Bezos Earth Fund awards $22.8 million for land restoration in Africa
The Bezos Earth Fund has announced eight grants totaling $22.8 million to accelerate locally led and managed land restoration projects across four countries in East and Central Africa.
Part of the Earth Fund’s $1 billion commitment in support of landscape restoration globally, the grants will enable the restoration of more than 600,000 hectares (2,300 square miles) of degraded land in the Greater Rift Valley, Kenya’s principal source of water and grain, and the Lake Kivu and Rusizi River Basin, which crosses the Democratic Republic of Congo, Rwanda, and Burundi as part of the second-largest rainforest in the world. According to the Earth Fund, the restoration projects will be able to sequester 42 million metric tons of carbon dioxide by 2050—the equivalent of taking more than 9.3 million gasoline-powered vehicles off the road per year.

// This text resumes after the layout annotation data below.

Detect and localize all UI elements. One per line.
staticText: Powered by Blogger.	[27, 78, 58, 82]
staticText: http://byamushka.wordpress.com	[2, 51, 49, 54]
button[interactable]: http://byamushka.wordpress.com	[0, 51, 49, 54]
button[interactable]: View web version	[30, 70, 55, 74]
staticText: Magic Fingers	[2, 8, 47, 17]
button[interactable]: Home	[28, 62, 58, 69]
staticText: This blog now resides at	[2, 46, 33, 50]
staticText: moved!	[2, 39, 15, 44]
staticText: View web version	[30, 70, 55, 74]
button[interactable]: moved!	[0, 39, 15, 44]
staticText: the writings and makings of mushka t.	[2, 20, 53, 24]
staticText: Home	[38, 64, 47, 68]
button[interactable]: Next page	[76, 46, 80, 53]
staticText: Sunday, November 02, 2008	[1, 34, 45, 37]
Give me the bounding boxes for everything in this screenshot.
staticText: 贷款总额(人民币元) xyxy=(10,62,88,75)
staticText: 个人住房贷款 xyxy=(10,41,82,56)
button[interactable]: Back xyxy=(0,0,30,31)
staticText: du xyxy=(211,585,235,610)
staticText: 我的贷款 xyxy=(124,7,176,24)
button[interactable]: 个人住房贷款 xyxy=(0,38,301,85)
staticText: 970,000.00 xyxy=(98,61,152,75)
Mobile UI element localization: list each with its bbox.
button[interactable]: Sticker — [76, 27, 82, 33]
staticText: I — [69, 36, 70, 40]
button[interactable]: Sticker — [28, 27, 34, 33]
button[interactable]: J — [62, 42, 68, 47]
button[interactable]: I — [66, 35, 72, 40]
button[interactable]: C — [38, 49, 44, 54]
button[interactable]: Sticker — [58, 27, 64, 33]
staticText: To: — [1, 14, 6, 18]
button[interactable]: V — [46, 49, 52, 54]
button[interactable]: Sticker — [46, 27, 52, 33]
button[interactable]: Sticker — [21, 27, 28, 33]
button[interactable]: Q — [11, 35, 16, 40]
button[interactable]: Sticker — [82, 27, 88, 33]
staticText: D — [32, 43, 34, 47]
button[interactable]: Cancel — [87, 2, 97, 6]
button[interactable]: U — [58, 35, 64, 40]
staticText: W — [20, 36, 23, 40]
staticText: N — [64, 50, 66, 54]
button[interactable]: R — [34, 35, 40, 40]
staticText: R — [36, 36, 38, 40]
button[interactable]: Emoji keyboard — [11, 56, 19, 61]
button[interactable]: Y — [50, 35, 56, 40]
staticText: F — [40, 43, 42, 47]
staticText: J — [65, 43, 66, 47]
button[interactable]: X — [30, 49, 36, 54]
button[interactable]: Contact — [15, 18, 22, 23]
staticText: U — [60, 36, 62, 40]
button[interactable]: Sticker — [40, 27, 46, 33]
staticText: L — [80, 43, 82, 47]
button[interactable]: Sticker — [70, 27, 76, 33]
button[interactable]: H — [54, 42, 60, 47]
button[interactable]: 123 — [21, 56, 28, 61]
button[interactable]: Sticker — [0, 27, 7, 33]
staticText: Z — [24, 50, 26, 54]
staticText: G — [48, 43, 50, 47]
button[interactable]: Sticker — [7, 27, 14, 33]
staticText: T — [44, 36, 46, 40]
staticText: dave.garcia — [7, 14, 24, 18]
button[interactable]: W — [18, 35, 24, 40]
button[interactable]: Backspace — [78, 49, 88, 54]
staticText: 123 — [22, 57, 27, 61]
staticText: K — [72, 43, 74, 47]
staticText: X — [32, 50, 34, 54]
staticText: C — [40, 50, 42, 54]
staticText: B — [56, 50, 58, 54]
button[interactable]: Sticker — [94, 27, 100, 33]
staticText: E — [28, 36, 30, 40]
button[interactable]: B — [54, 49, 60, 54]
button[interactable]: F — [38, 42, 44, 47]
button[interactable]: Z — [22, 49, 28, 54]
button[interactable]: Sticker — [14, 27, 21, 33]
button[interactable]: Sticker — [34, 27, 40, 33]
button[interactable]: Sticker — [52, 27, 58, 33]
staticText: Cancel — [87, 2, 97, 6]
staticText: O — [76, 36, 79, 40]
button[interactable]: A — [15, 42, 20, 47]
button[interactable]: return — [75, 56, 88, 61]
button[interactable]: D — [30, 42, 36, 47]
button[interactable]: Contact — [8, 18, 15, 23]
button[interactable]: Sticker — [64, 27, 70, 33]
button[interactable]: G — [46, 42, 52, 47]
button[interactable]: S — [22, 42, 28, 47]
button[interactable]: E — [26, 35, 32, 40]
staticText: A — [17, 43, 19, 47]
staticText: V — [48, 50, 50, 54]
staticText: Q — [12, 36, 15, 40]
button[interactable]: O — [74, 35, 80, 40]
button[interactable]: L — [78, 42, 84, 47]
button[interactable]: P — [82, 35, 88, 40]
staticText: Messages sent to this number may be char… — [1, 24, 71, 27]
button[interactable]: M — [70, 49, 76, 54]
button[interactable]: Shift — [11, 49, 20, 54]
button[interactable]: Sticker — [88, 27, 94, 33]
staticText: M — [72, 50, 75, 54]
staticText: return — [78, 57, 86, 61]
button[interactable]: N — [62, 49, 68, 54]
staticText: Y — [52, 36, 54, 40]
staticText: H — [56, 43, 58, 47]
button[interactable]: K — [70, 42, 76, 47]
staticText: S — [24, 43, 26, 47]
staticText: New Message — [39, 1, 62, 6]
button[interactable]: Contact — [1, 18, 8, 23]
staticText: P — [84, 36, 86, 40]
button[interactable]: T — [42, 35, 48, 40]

The latest recipients include the Albertine Rift Conservation Society, the Barka Fund, World Agroforestry, the Green Belt Movement, Maliasili, the Rabo Foundation, Regeneration, and the World Resources Institute - Africa. The grants will fund multiyear, technical assistance support of grassroots organizations; the deepening of value chains to attract development, public, and private financing; improvements to native tree seed supplies; and the monitoring of land cover changes and the effects of restoration.
“Locally led and managed restoration efforts are more likely to deliver long-term success and can bring climate and biodiversity benefits along with economic prosperity for communities,” said World Resources Institute managing director Wanjira Mathai, who serves as the Earth Fund’s advisor for Africa.
“Africa is at the forefront of the restoration economy,” said African Union Development Agency head of climate change and environmental sustainability Mamadou Diakhité. “Thousands of entrepreneurs across the continent are demonstrating that landscape restoration is not just good for the environment but creates jobs and generates economic returns.”